Career Paths for English Majors:
Businesses, nonprofit agencies, and other employers hire professional writers to write many kinds of materials, destined to communicate with many different audiences and in a wide variety of formats. Professional writers may prepare grant proposals, newsletters, instruction manuals, letters, speeches, slide shows, video scripts or story boards, content for a variety of online platforms, and more.
Some writers specialize in technical areas, including software documentation, medical writing, other science writing, or financial writing. For these writers, developing a good working understanding of the field in which they intend to employ their communication skills is essential.
EIU students interested in professional writing and editing generally select the emphasis in Professional Writing, but they may also combine the emphasis or the minor with a variety of other fields of study, depending on their interests and career goals..
The employment outlook: According to the Bureau of Labor Statistics, in 2014 there were 136,500 jobs in writing and another 52,000 positions as technical writers, with the latter field expected to grow faster than average, about 10%, by 2024. * Although the federal government doesn't yet track social media management (or social media marketing) as a separate career, it's a growing field that can be ideal for professional writing majors.
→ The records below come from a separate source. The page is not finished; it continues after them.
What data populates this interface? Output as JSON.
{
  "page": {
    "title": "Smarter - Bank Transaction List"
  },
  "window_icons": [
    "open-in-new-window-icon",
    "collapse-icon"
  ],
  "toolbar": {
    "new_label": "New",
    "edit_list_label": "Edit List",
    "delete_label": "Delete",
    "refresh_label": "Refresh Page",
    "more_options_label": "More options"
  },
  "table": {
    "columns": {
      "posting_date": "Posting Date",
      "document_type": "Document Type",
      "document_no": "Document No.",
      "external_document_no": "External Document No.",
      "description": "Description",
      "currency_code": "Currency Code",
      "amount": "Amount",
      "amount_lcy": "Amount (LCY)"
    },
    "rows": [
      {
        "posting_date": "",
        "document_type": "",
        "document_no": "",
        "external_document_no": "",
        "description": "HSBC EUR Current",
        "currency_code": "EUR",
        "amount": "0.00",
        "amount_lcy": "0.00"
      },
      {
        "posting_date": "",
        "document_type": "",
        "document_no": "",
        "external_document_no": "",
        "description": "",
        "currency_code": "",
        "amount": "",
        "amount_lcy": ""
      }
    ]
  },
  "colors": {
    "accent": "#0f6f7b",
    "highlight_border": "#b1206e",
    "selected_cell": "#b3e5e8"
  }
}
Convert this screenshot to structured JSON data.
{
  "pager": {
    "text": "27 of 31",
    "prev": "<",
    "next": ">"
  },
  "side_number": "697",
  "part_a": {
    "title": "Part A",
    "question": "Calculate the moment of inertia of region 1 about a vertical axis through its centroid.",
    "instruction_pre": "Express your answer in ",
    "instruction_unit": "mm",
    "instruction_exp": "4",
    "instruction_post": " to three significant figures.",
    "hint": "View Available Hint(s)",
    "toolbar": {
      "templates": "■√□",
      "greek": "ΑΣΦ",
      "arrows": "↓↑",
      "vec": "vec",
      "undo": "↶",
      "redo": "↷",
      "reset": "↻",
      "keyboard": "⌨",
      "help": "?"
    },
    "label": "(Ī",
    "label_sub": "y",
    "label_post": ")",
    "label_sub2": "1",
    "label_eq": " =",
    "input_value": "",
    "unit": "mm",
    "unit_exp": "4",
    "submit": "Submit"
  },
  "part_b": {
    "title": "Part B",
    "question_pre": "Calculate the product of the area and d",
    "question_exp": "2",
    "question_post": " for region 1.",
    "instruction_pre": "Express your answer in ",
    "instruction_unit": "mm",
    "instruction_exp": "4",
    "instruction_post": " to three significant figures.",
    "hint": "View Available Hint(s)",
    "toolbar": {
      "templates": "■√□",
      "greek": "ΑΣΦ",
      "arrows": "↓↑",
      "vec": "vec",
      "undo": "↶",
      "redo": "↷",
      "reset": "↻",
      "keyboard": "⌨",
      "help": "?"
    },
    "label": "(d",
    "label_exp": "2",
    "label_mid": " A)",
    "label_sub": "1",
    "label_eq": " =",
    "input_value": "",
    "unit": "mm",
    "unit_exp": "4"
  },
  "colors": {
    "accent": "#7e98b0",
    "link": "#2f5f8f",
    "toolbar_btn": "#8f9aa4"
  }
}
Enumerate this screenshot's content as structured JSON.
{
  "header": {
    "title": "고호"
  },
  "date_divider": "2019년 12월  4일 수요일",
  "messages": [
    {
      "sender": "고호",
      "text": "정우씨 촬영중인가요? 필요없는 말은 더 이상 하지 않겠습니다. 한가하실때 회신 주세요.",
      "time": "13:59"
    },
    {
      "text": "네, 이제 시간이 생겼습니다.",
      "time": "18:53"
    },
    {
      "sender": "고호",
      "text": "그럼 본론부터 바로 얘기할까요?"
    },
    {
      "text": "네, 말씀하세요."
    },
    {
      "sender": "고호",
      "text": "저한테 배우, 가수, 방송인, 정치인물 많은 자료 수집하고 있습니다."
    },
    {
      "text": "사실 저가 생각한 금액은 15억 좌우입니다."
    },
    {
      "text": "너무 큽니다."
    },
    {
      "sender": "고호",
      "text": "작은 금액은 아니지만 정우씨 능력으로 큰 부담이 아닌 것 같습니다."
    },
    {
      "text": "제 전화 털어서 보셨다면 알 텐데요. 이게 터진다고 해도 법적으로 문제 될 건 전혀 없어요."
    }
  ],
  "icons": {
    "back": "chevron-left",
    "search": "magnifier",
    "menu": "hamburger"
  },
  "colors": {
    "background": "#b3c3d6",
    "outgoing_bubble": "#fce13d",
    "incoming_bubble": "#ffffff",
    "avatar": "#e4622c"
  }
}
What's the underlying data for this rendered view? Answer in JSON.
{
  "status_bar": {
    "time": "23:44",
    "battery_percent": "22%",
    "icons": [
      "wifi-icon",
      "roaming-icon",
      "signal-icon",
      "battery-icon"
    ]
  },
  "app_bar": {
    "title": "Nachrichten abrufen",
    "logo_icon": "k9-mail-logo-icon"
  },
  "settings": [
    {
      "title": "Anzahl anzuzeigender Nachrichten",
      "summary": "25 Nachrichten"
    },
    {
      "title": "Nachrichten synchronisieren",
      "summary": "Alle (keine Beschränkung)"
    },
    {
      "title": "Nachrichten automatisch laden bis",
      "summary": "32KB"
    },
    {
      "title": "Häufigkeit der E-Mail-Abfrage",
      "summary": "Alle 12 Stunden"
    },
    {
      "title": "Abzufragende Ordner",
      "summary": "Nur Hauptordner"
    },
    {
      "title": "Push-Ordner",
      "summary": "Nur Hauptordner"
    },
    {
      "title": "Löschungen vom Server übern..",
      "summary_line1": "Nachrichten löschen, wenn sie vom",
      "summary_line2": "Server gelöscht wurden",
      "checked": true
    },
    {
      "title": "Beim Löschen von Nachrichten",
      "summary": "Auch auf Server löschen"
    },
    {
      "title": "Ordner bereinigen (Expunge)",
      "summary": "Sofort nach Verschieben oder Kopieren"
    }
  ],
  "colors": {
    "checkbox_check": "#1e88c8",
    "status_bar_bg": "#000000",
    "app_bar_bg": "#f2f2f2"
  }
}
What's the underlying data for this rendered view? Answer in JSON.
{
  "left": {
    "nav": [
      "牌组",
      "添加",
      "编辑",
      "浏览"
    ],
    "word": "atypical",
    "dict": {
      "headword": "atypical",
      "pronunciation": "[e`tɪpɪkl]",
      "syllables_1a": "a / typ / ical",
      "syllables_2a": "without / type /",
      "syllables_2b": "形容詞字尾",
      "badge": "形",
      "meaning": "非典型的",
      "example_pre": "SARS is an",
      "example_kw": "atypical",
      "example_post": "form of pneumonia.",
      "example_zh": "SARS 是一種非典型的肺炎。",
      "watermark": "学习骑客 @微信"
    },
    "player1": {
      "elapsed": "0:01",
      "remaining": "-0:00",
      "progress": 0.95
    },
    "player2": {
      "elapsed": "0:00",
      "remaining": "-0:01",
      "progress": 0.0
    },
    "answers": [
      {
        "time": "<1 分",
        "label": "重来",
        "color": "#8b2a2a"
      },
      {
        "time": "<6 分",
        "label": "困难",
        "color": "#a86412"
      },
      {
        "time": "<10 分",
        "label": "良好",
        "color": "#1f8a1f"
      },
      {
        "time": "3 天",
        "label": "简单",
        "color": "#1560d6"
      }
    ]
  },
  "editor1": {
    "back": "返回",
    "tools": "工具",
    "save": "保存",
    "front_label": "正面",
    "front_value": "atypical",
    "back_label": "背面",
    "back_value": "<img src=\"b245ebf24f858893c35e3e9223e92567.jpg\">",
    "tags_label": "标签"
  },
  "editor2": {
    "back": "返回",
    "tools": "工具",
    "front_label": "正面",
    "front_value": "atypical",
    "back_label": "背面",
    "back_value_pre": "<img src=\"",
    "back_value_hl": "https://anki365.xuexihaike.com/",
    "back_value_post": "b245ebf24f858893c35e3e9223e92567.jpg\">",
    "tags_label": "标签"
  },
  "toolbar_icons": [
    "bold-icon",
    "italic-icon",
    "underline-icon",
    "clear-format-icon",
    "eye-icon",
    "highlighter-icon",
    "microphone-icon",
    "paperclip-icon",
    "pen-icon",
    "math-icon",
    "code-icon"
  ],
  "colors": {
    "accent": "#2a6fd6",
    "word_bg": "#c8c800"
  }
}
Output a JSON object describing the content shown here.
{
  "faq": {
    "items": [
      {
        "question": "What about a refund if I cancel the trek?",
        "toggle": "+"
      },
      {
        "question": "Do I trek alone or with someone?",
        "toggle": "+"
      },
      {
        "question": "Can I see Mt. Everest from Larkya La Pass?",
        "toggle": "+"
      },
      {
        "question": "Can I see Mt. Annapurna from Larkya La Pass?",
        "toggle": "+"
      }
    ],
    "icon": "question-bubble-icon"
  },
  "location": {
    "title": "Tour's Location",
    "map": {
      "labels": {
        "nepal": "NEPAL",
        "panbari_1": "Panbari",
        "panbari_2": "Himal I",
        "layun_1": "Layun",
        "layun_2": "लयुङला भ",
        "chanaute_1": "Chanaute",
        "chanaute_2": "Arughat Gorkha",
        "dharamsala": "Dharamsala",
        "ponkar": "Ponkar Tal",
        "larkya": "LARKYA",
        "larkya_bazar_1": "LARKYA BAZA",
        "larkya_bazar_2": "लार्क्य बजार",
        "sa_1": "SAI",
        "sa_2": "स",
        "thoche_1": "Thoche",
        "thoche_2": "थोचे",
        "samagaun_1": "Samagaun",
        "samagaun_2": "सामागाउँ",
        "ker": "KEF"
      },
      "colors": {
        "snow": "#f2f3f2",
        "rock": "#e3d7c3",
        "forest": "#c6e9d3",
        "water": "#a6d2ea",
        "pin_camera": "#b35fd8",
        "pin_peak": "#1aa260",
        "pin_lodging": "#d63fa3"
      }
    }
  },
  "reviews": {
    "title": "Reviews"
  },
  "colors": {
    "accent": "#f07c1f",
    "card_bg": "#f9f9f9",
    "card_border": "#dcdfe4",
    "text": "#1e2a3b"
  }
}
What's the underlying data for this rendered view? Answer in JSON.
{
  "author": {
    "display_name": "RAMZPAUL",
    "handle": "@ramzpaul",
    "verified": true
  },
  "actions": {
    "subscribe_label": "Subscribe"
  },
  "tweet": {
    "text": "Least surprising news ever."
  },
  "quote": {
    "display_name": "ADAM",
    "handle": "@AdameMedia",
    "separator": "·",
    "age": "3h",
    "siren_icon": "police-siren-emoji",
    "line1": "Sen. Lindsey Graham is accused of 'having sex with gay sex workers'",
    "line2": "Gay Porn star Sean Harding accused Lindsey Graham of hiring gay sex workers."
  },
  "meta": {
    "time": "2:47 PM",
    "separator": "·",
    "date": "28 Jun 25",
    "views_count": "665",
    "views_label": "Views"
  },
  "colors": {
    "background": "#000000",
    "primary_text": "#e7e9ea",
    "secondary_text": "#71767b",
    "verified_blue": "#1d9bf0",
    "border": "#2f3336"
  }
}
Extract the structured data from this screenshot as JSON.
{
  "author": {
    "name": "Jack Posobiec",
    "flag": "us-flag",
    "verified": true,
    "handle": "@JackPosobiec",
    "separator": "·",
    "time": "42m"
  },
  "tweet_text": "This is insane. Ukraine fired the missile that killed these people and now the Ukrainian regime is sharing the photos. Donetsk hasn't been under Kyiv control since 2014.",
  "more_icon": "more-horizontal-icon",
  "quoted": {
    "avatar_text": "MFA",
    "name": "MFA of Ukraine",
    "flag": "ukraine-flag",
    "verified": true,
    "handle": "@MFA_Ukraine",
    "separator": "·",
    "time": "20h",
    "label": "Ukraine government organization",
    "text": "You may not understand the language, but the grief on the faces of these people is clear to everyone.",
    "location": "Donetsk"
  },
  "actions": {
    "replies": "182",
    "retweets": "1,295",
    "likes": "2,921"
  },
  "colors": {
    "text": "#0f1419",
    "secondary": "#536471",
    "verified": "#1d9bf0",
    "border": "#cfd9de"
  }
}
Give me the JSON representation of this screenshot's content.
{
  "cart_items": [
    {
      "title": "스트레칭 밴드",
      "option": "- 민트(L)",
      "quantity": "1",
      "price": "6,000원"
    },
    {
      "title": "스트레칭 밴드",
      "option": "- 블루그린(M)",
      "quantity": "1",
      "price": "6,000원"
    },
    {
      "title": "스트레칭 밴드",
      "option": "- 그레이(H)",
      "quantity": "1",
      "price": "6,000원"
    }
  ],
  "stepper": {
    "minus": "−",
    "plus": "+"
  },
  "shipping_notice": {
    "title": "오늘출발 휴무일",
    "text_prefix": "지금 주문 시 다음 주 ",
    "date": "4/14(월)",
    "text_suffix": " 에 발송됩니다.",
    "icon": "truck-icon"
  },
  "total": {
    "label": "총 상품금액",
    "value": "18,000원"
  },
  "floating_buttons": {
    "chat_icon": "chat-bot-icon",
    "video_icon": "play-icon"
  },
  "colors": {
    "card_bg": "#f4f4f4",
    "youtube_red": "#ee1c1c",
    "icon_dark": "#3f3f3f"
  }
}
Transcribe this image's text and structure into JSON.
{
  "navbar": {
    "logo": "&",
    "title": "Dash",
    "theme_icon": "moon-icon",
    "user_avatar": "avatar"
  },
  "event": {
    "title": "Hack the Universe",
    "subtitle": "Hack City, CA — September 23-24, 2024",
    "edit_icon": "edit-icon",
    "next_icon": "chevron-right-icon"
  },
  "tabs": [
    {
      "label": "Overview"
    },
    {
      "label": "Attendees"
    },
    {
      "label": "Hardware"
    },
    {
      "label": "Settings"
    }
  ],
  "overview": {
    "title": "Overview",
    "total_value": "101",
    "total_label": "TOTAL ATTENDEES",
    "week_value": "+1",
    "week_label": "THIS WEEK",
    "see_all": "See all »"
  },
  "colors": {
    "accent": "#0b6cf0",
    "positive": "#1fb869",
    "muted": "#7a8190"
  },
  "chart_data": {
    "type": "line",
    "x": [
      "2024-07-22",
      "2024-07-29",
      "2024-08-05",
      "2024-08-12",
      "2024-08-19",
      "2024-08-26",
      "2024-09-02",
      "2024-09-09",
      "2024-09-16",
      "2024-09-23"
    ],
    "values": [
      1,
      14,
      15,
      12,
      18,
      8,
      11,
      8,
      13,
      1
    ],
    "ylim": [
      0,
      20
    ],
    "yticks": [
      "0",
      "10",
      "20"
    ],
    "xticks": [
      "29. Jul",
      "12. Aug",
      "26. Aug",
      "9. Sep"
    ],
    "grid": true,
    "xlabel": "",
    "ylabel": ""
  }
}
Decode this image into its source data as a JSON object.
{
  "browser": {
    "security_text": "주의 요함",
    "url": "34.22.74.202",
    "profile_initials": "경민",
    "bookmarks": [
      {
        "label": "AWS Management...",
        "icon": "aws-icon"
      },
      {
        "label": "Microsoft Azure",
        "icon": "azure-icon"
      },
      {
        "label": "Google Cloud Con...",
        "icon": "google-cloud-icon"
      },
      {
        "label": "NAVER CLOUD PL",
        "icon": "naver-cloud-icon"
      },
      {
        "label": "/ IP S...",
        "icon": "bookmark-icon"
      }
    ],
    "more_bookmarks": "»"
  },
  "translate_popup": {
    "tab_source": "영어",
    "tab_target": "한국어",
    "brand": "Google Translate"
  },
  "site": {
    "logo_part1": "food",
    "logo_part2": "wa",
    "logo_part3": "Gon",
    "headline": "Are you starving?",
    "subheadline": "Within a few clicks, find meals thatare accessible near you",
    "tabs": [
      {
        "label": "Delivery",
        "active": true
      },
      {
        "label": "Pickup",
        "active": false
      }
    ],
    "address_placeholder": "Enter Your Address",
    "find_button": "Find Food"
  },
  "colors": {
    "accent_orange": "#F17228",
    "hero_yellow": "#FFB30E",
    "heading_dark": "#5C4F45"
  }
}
Does this sound like you? Professional communicators usually enjoy both written and spoken communication. They like the challenge of figuring out the best ways to present information for specific readers, listeners, or viewers. They also usually are naturally curious people, who enjoy learning about many different subjects. Many professional writers must work closely with other employees as well as members of the public in order to do their jobs well—so they aren’t necessarily sitting at a computer all day. On the other hand, professional writers do generally enjoy the writing process.
*All data from the Bureau of Labor Statistics cited on this page come from the Occupational Outlook Handbook, which is available and searchable online.